ZZ Feature Release Plan 2021 09 30

Jump to bottom

Zhaobo edited this page Oct 5, 2022 · 1 revision

1. Intelligent GPU allocation

Team: Yaohui(owner), David
Goal: Tailor Kubernetes' scheduler for AI workloads, considering the cluster-wise GPU status and historical execution results
Functions
- Determine gpu counts, type, location(nodes), etc., for each given job
- Resource allocation, reclaim, dynamic scaling (for already running job, not initialization, to-do in current elastic training framework)
- Multi-objective: maximize utilization, minimize fragmentation, mitigate workload interference to cover various allocation scenarios (multiple gpu, single gpu, fraction gpu, gpu+cpu)
- Refer to historical execution records, using ML to find the better solutions
- Over-allocate/recycle/preempt/re-balance, hard/soft limit
- Define metrics to evaluate scheduling results
Done
- Interference analysis on sharing GPU (6 workloads, 3 type of GPUs, titanX, k80, RTX2080)
- Complete interference analysis report, maybe packing suggestions (GPU util no more than 70%), and interference metrics (throughput)
- Get familiar with scheduling framework, e.g. Yoda scheduler, Kubernetes scheduling SIG
- Modify score plugin with static metrics
- Integrate co-scheduling plugin in the default scheduler and deploy to cluster env
To-do
- Integrate co-scheduling plugin to default scheduler and update elastic framework's scheduler and pod template to enable co-scheduling
- Integrate customized score plugin, consider GPU type and Affinity in the score function
Status
- Investigation & Design (100%)--> Development & Test (50%)
Questions
- Do we extend Kubernetes scheduler? or just modify pod yaml (be simple) A: two layers of scheduling, top: allocator, bottom: kubernetes default scheduler. Work on the bottom mainly.
- Job Migration (3rd release)
- GPU resolution (1)
- Notes: scheduling policy conflicts (e.g. spread v.s. minimize resource fragmentation)
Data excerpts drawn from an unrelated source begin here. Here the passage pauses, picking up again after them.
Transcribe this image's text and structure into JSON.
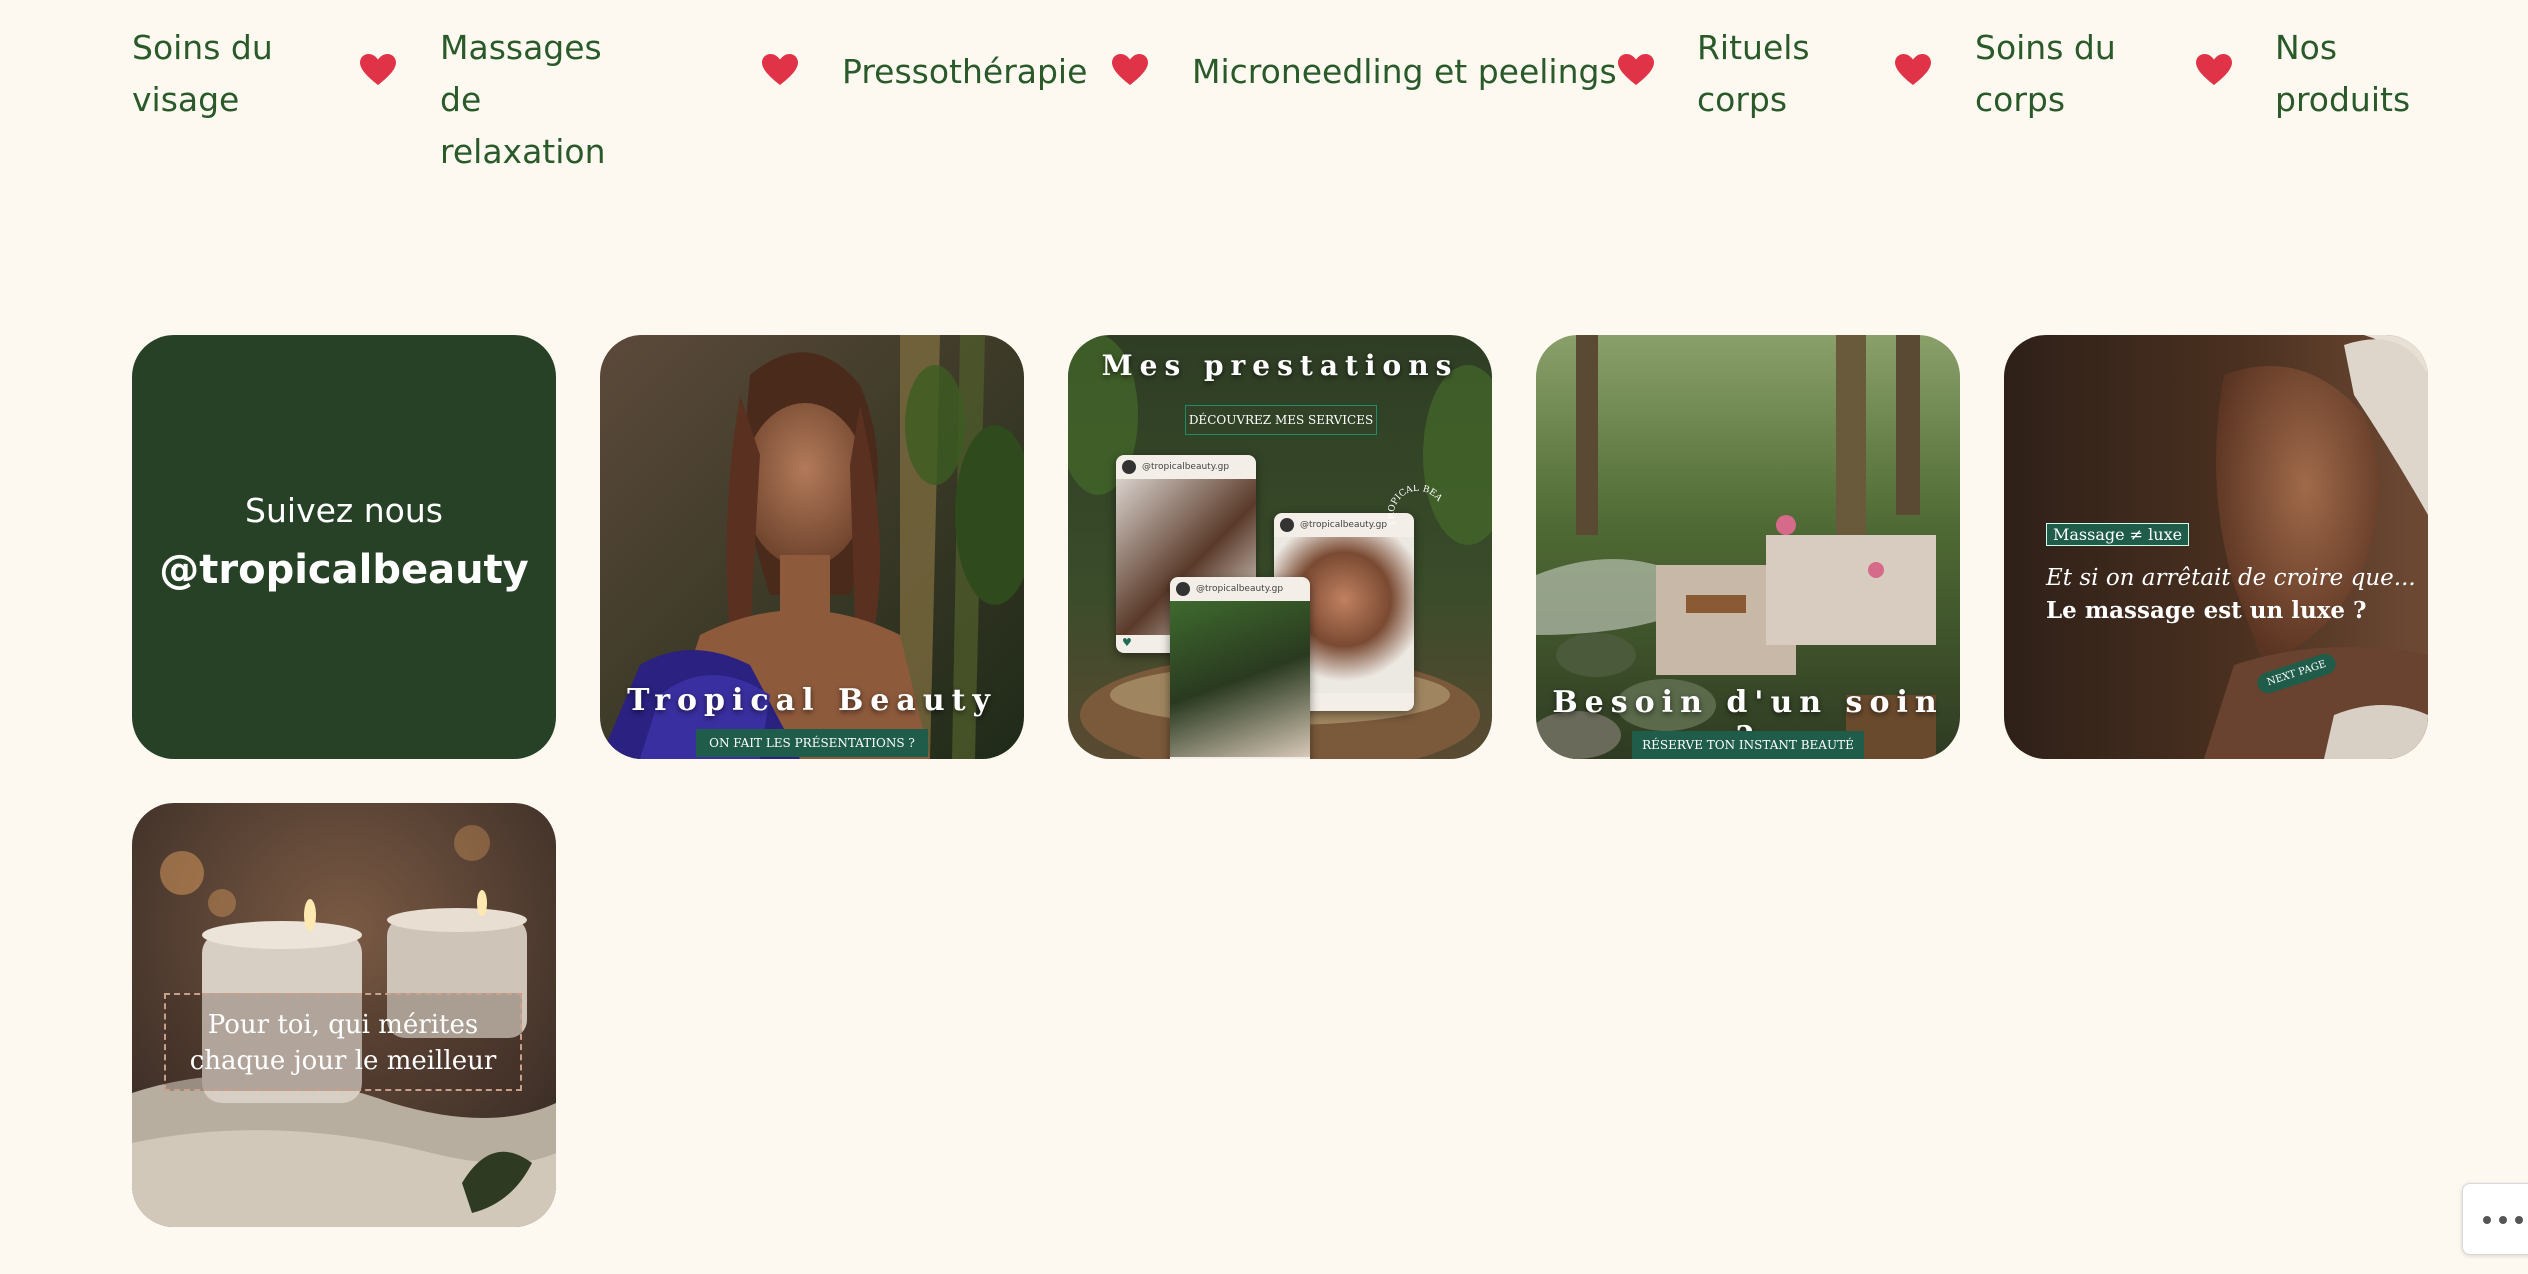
{
  "nav": {
    "items": [
      {
        "label": "Soins du visage"
      },
      {
        "label": "Massages de relaxation"
      },
      {
        "label": "Pressothérapie"
      },
      {
        "label": "Microneedling et peelings"
      },
      {
        "label": "Rituels corps"
      },
      {
        "label": "Soins du corps"
      },
      {
        "label": "Nos produits"
      }
    ],
    "separator_icon": "heart-icon",
    "separator_color": "#e03347",
    "text_color": "#2b5a2a"
  },
  "instagram": {
    "follow_line1": "Suivez nous",
    "follow_handle": "@tropicalbeauty",
    "posts": [
      {
        "title": "Tropical Beauty",
        "button": "ON FAIT LES PRÉSENTATIONS ?"
      },
      {
        "title": "Mes prestations",
        "button": "DÉCOUVREZ MES SERVICES",
        "post_handle": "@tropicalbeauty.gp",
        "badge": "TROPICAL BEAUTY"
      },
      {
        "title": "Besoin d'un soin ?",
        "button": "RÉSERVE TON INSTANT BEAUTÉ"
      },
      {
        "tag": "Massage ≠ luxe",
        "line1": "Et si on arrêtait de croire que...",
        "line2": "Le massage est un luxe ?",
        "button": "NEXT PAGE"
      },
      {
        "text": "Pour toi, qui mérites chaque jour le meilleur"
      }
    ]
  },
  "colors": {
    "page_bg": "#fdf9f1",
    "follow_bg": "#274127",
    "button_green": "#1f5d4a"
  },
  "more_button_icon": "ellipsis-icon"
}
2. Workload-oriented profiling

Team: Zhaobo(owner), Ziyu
Goal:
- Collect workload resource utilization data, reflect resource availability of the cluster, for scheduler to make decisions based on availability
- Collect workload behavior data, infer workload type, completion time, for scheduler to make decision based similarity, feedback (previous execution efficiency)
Function
- report GPUs attributes and utilization on each node
- monitor DLT jobs behavior, report resource utilization and workload characteristics on each job, store job execution data (start, complete time, no of GPUs used, etc.)
- provide dry-run function to elastic horovod jobs and store structured execution results with various configurations
Done
- Explore metrics collection library (cadvisor, nvml, metrics-server, nvprof, dcgm)
- Identify metrics that represent workload characteristics (cpu/gpu/memory/memcpy util, disk io, network bandwidth) (cuda API call distribution, input data location/size, model type, weight size)
- Associate GPU process ID to k8s pod name, and annotate pod with "patch_namespaced_pod"
- Patched GPU mem_used to pod, remove annotation after job (GPU processes) is done
- Dry-run (trial job) CRD and controller design
To-do
- Aggregate pod level metrics to owner job, add DLT job annotation tagging (multiple components), results storing (Prometheus)
- Complete the profiling trial job controller implementation
Future
- Characterize jobs (infer job type, complete time, current iteration, execution stage, performance bottleneck, co-location, interference impact)
Status
- Investigation & Design (100%)--> Development & Test (50%)
Questions
- dry-run control before scheduling, how much extra time is allowed? (offline, collect training data, or customer choice, optional function, switch on/off)
- the k8s resource used to run DLT, pod, job, or CRD? Q: CRD, modified Job
- do we assume the logs of training jobs are accessible? current step and epoch, current accuracy/loss, Q: Yes

3. GPU sharing and isolation

Team: Hao(owner)
Goal: Limit memory and threads(computing resources) for container process using CUDA API intercept and MPS two solutions, stretchy goal: a complete Kubernetes device plugin that supports GPU sharing
Functions
- CUDA API wrapper to intercept memory allocation/de-allocation and kernel launch functions
- Utilization monitoring, grant/reject resource requests from processes
- Compute resources isolation for AI inference workloads, fair share
- MPS solution: configure limits, investigate and mitigate interference
Done
- Explore Gaia and KubeShare two GPU sharing implementation methods and principles
- Complete smoke test of using LD_PRELOAD, solve segmentation fault caused by symbol missing.
- Demo cuda api intercept with preloaded .so library in docker container, .so library is mounted from host to container.
- Design the components and data flow for K8s GPU plugin to support GPU virtualization. including intercept library, vGPU registration server,
- Implement TCP based registration server to support information sharing between host and its containers (local communication).
- Explore how CUDA driver API is used among different ML frameworks
To-do
- Complete the intercept lib function, to constraint container's GPU mem and compute resource usage in a couple of typical scenarios
- Test the accuracy and stability of the intercept lib. e.g., if the container's GPU utilization is indeed within the requested range (50%)
Future
- Complete the entire GPU plugin to support fractional GPU request
- nVidia kernel space reverse engineering
Status
- Investigation & Design (70%)--> Development & Test (20%)
Questions
- LD_PRELOAD limitation
- pytorch and tensorflow(not clear use of cuda runtime lib) cuda call differences
- if we need to wrap all APIs
- What's ML framework's response when system/cude reject memory allocation (reach limits), whether training job can keep running with limited memory?